Homo sapienne au FIL : L'autre vie des récits
Scène

Homo sapienne au FIL : L’autre vie des récits

Homo sapienne nous est arrivé au Québec par la traduction de la maison d’édition La Peuplade en 2017. Le premier roman de la Groenlandaise Niviaq Korneliussen, publié initialement en 2014, est comme qui dirait un phénomène littéraire. Les échos de la presse sont assez unanimes. C’est un roman qui nous habite et son succès ne se dément pas, même aujourd’hui.

Le roman polyphonique, un plongeon à l’intérieur de soi, donne la parole à Fia, Inuk, Arnaq, Ivik et Sara. Sous la plume crue et féroce de Niviaq Korneliussen, ces cinq jeunes traversent leurs questionnements identitaires et sexuels dans une tentative acharnée d’être eux-mêmes et surtout d’aimer qui ils veulent, naviguant entre les préjugés, le poids des histoires familiales et sociales et leurs propres peurs.

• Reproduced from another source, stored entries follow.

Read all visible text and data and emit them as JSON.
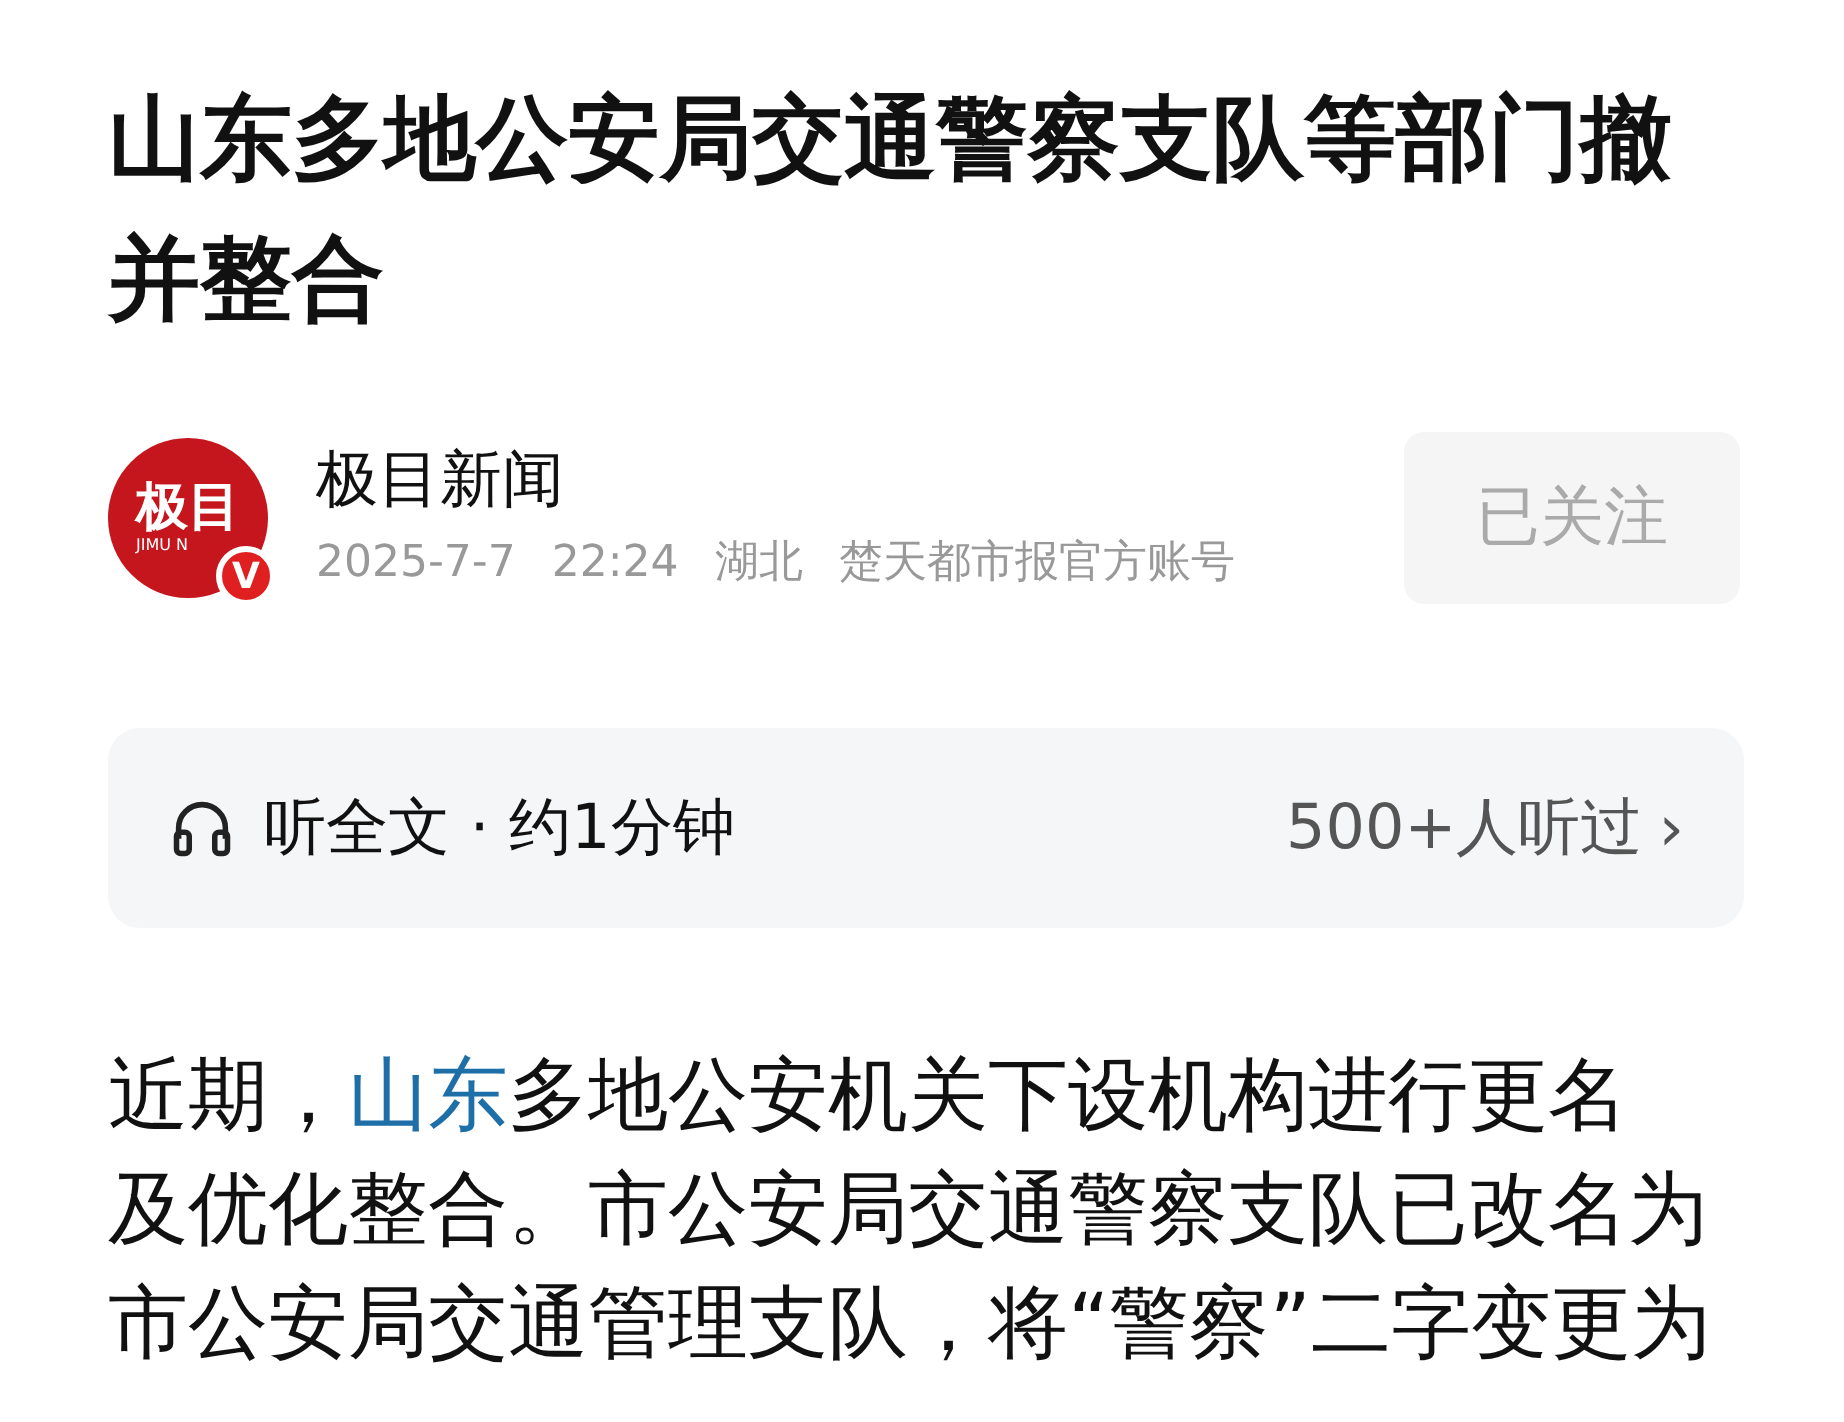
{
  "title": "山东多地公安局交通警察支队等部门撤并整合",
  "author": {
    "logo_text": "极目",
    "logo_subtext": "JIMU N",
    "badge": "V",
    "name": "极目新闻",
    "date": "2025-7-7",
    "time": "22:24",
    "region": "湖北",
    "account": "楚天都市报官方账号",
    "follow_label": "已关注",
    "followed": true
  },
  "audio": {
    "label": "听全文 · 约1分钟",
    "listeners": "500+人听过",
    "chevron": "›"
  },
  "paragraph": [
    {
      "kind": "text",
      "text": "近期，"
    },
    {
      "kind": "link",
      "text": "山东"
    },
    {
      "kind": "text",
      "text": "多地公安机关下设机构进行更名"
    },
    {
      "kind": "break"
    },
    {
      "kind": "text",
      "text": "及优化整合。市公安局交通警察支队已改名为市公安局交通管理支队，将“警察”二字变更为"
    }
  ]
}
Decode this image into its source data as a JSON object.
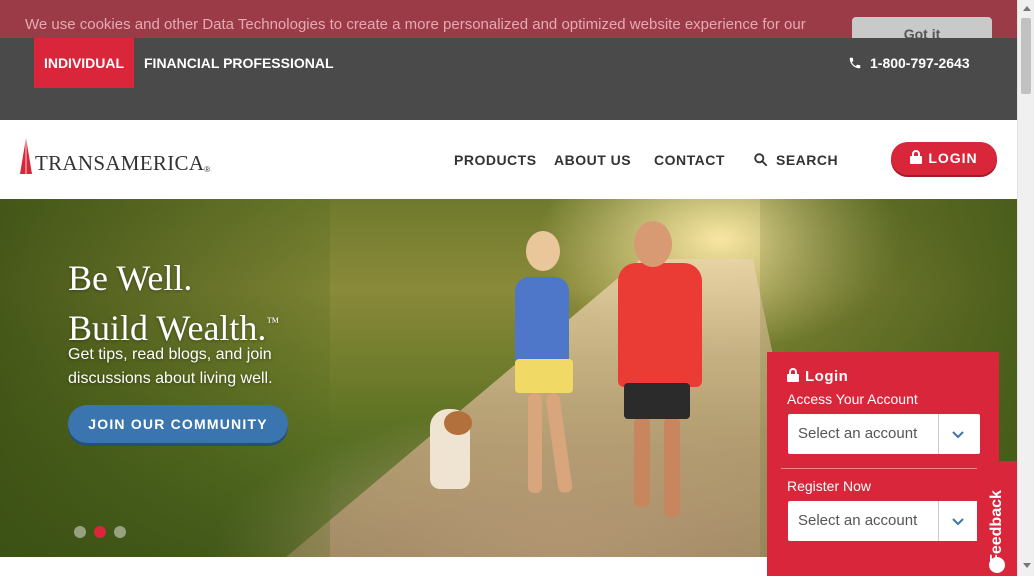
{
  "cookie_banner": {
    "text": "We use cookies and other Data Technologies to create a more personalized and optimized website experience for our",
    "button_label": "Got it"
  },
  "topbar": {
    "tabs": [
      {
        "label": "INDIVIDUAL",
        "active": true
      },
      {
        "label": "FINANCIAL PROFESSIONAL",
        "active": false
      }
    ],
    "phone": "1-800-797-2643"
  },
  "header": {
    "logo_text": "TRANSAMERICA",
    "nav": {
      "products": "PRODUCTS",
      "about": "ABOUT US",
      "contact": "CONTACT",
      "search": "SEARCH"
    },
    "login_label": "LOGIN",
    "brand_color": "#d9263a"
  },
  "hero": {
    "headline_line1": "Be Well.",
    "headline_line2": "Build Wealth.",
    "headline_mark": "™",
    "subcopy": "Get tips, read blogs, and join discussions about living well.",
    "cta_label": "JOIN OUR COMMUNITY",
    "carousel": {
      "total_slides": 3,
      "active_slide": 2
    }
  },
  "login_panel": {
    "title": "Login",
    "access_label": "Access Your Account",
    "access_select": "Select an account",
    "register_label": "Register Now",
    "register_select": "Select an account"
  },
  "feedback": {
    "label": "Feedback"
  },
  "icons": [
    "phone-icon",
    "search-icon",
    "lock-icon",
    "chevron-down-icon",
    "feedback-icon",
    "logo-tower-icon"
  ]
}
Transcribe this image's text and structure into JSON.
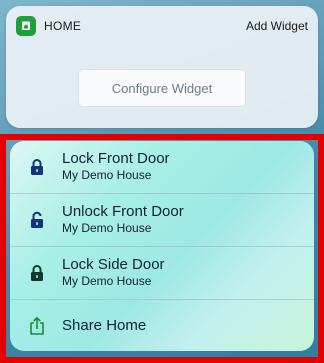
{
  "widget": {
    "app_name": "HOME",
    "add_widget_label": "Add Widget",
    "configure_label": "Configure Widget"
  },
  "actions": [
    {
      "title": "Lock Front Door",
      "subtitle": "My Demo House",
      "icon": "lock-closed-icon"
    },
    {
      "title": "Unlock Front Door",
      "subtitle": "My Demo House",
      "icon": "lock-open-icon"
    },
    {
      "title": "Lock Side Door",
      "subtitle": "My Demo House",
      "icon": "lock-closed-icon"
    }
  ],
  "share": {
    "label": "Share Home",
    "icon": "share-icon"
  },
  "colors": {
    "highlight_border": "#e30000",
    "home_app_green": "#1f9f3c",
    "lock_blue": "#14337a",
    "share_green": "#1e8a3a"
  }
}
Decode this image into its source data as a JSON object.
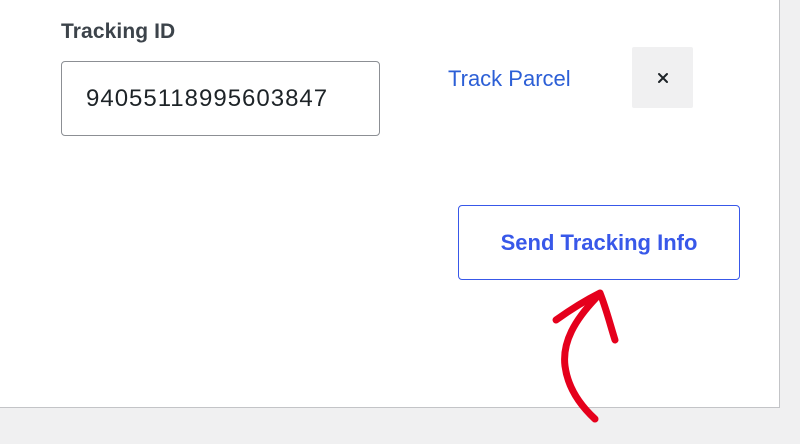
{
  "tracking_form": {
    "label": "Tracking ID",
    "tracking_id_value": "94055118995603847",
    "track_link_label": "Track Parcel",
    "remove_label": "×",
    "send_button_label": "Send Tracking Info"
  },
  "annotation": {
    "arrow_icon": "hand-drawn-arrow-icon",
    "arrow_color": "#e5001c"
  },
  "colors": {
    "accent": "#3858e9",
    "link": "#2c5fd6",
    "text": "#3c434a",
    "page_background": "#f0f0f1"
  }
}
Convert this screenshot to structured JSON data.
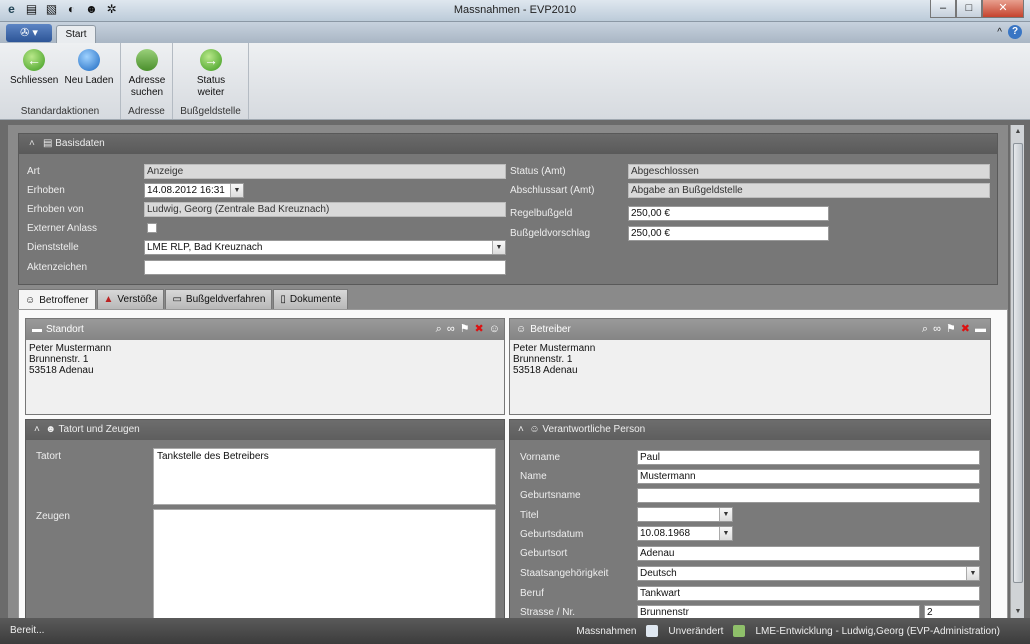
{
  "window": {
    "title": "Massnahmen - EVP2010",
    "min": "–",
    "max": "□",
    "close": "✕"
  },
  "ribbon": {
    "tab_start": "Start",
    "collapse": "^",
    "help": "?",
    "groups": {
      "std": {
        "label": "Standardaktionen",
        "close": "Schliessen",
        "reload": "Neu Laden"
      },
      "adr": {
        "label": "Adresse",
        "search_l1": "Adresse",
        "search_l2": "suchen"
      },
      "bus": {
        "label": "Bußgeldstelle",
        "status_l1": "Status",
        "status_l2": "weiter"
      }
    }
  },
  "basis": {
    "title": "Basisdaten",
    "art_label": "Art",
    "art": "Anzeige",
    "erhoben_label": "Erhoben",
    "erhoben": "14.08.2012 16:31",
    "erhoben_von_label": "Erhoben von",
    "erhoben_von": "Ludwig, Georg (Zentrale Bad Kreuznach)",
    "extern_label": "Externer Anlass",
    "dienst_label": "Dienststelle",
    "dienst": "LME RLP, Bad Kreuznach",
    "akten_label": "Aktenzeichen",
    "akten": "",
    "status_label": "Status (Amt)",
    "status": "Abgeschlossen",
    "abschluss_label": "Abschlussart (Amt)",
    "abschluss": "Abgabe an Bußgeldstelle",
    "regel_label": "Regelbußgeld",
    "regel": "250,00 €",
    "vorschlag_label": "Bußgeldvorschlag",
    "vorschlag": "250,00 €"
  },
  "tabs": [
    "Betroffener",
    "Verstöße",
    "Bußgeldverfahren",
    "Dokumente"
  ],
  "standort": {
    "title": "Standort",
    "l1": "Peter Mustermann",
    "l2": "Brunnenstr. 1",
    "l3": "53518 Adenau"
  },
  "betreiber": {
    "title": "Betreiber",
    "l1": "Peter Mustermann",
    "l2": "Brunnenstr. 1",
    "l3": "53518 Adenau"
  },
  "tatort": {
    "title": "Tatort und Zeugen",
    "tatort_label": "Tatort",
    "tatort": "Tankstelle des Betreibers",
    "zeugen_label": "Zeugen",
    "zeugen": ""
  },
  "person": {
    "title": "Verantwortliche Person",
    "vorname_label": "Vorname",
    "vorname": "Paul",
    "name_label": "Name",
    "name": "Mustermann",
    "geburtsname_label": "Geburtsname",
    "geburtsname": "",
    "titel_label": "Titel",
    "titel": "",
    "geburtsdatum_label": "Geburtsdatum",
    "geburtsdatum": "10.08.1968",
    "geburtsort_label": "Geburtsort",
    "geburtsort": "Adenau",
    "staat_label": "Staatsangehörigkeit",
    "staat": "Deutsch",
    "beruf_label": "Beruf",
    "beruf": "Tankwart",
    "strasse_label": "Strasse / Nr.",
    "strasse": "Brunnenstr",
    "nr": "2"
  },
  "status": {
    "left": "Bereit...",
    "modul": "Massnahmen",
    "state": "Unverändert",
    "env": "LME-Entwicklung - Ludwig,Georg (EVP-Administration)"
  }
}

Un cri générationnel court entre ces pages «où Fia découvre qu’elle aime les femmes, Ivik comprend qu’elle est un homme, Arnaq et Inuk pardonnent et Sara choisit de vivre». Le contexte socioculturel est celui d’un vaste territoire fermé sur lui-même, aux tabous cancérigènes. Dans l’un des chapitres, Inuk exprime pour lui ce que c’est d’être un Groenlandais: un alcoolique violent envers sa femme et ses enfants, un menteur, un être dépourvu d’estime de soi.

photo Maxime Cormier
photo Maxime Cormier

La honte et la colère déferlèrent dans ces pages et c’est lors d’une mise en lecture d’Eric Jean dans le cadre du Festival international de littérature (FIL) qu’on rencontre à nouveau ces personnages. Ou pour la première fois pour ceux qui comme moi n’ont pas encore lu ce roman acclamé. On les rencontre d’une autre manière, dans un face à face qui sort l’histoire de son objet textuel, dans sa pleine incarnation et la rend peut-être encore plus universelle qu’avant.

Eric Jean fait preuve d’une grande écoute face à l’œuvre et réussit à transmettre ce mélange entre vulnérabilité et déraillement de ces personnages cassés, profondément scarifiés. Il y a une certaine difficulté à adapter à la lecture un texte qui n’est pas destiné à être lu, en comparaison avec un texte théâtral.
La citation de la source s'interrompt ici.